We file out of the room. I look back and I see Aaron and Jackie and Ray standing up as well. I try to see my mom, but everyone’s in the way. I struggle to find her face. I can only catch glimpses. It feels like she’s slipping away, being carried out by a high tide, only I’m the one who’s moving.
The hallway is packed with people, both sides of the room suddenly all mixed together, but then they disperse, thinning out gradually, breaking off into smaller groups. It reminds me of fire drills at school—there’s this panic and excitement and confusion in the air. I stand here with Caroline and wait for Aaron to find me. Finally I see him, walking toward me, finding breaks in the wall of bodies standing around, wagering guesses.
“Aaron, what’s happening?”
He shakes his head. “I’m not sure. I couldn’t hear everything she said.” He pauses and nods, an acknowledgment of Caroline’s presence.
Jackie and Ray find their way to us now. And suddenly it feels like it’s me and Caroline against the three of them. I feel like I’ve been caught consorting with the enemy. I take a small step away from her and she notices.
“I think...” Aaron stops himself, as if saying it will make it true. “I think she wants to change her plea.”
“Oh Lord.” Caroline breathes through the words, and I start to worry she might pass out, because she wobbles and puts her hand to her forehead. Jackie helps her over to one of the marble benches that line the hallway.

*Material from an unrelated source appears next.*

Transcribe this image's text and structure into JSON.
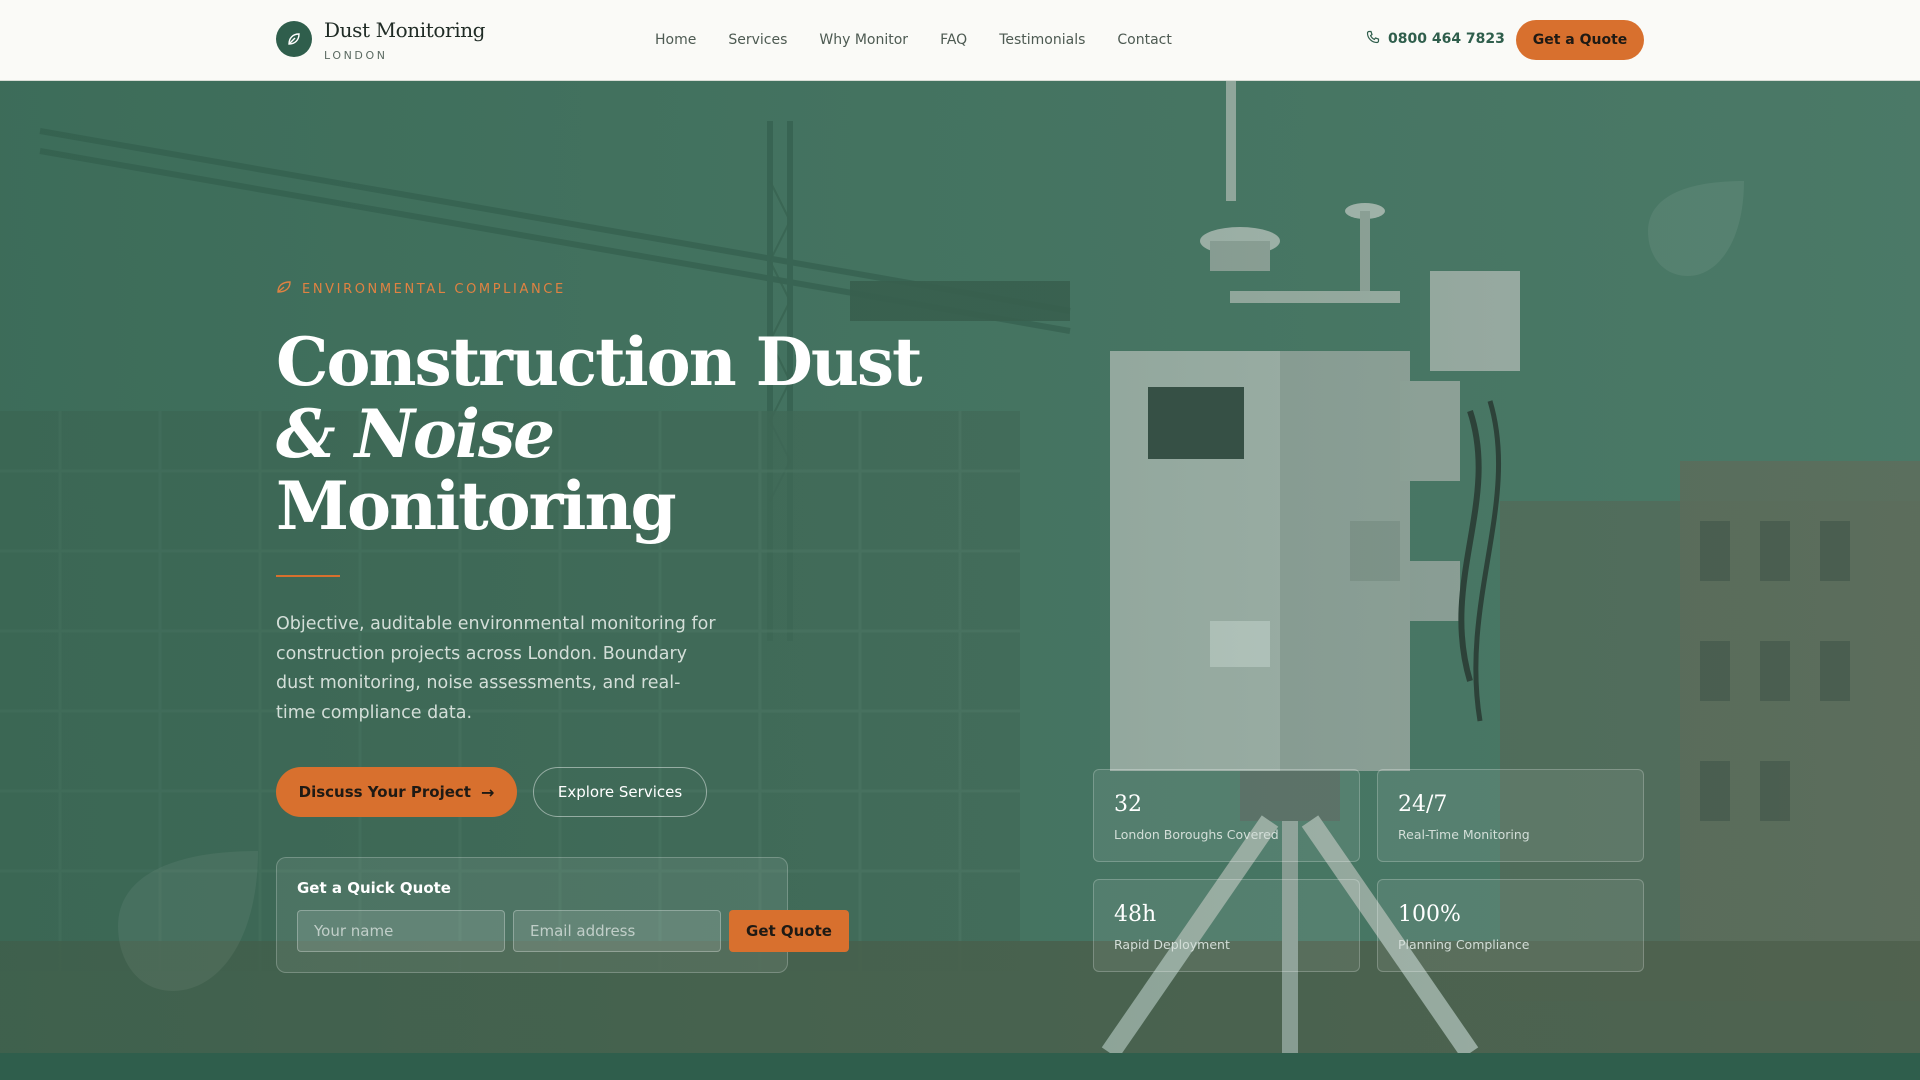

As they sit there next to each other, Jackie puts her arm around Caroline, and though I can’t hear what she says, it seems like she’s trying to comfort her, like she’s forgiven whatever transgressions Caroline might have committed in the past.
We stand there in the middle of the hallway, me and Aaron, staring at our shoes. I would say something, but there are no words left, no more questions to ask, nothing else to know.
GLACIERS
THE DEEP, METALLIC CHILLof winter seeps into my skin, settles into my bones—the cold cuts like a knife, but I don’t care. I’ve been walking around the park for hours.
Along the bank of the river, the water looks clearer than usual, flowing violently, as if it’s fighting so hard to keep moving, to avoid freezing. The sky is getting darker—the days are shorter all the time. In the distance the clouds churn slowly, deliberately, gradually turning from white to gray to black.
She did it. She changed her plea to guilty. Guilty of voluntary manslaughter. Ten years. State prison. She’ll be eligible for parole after five years—that was supposed to be a consolation. “It could’ve been worse,” Mr. Clarence told us. “Much worse.”
But how?
How could she do this?
Doesn’t she care about what happens to us?
Does she even care what happens to herself?
These answerless questions run on a loop in my head as I complete lap after lap around the park, my feet pounding against the frozen ground, getting nowhere, hating her. Hating her so much I don’t think I’ll ever be able to feel or think anything else for the rest of my life. I don’t remember leaving the courthouse. I don’t remember how we got home. I don’t remember if I said good-bye to Caroline. I remember I was still clutching that snowflake book when we sat Callie down in the living room. And when we told her, she didn’t say anything at first. I thought maybe all the progress we’d been making would be reversed and she’d stop talking altogether again.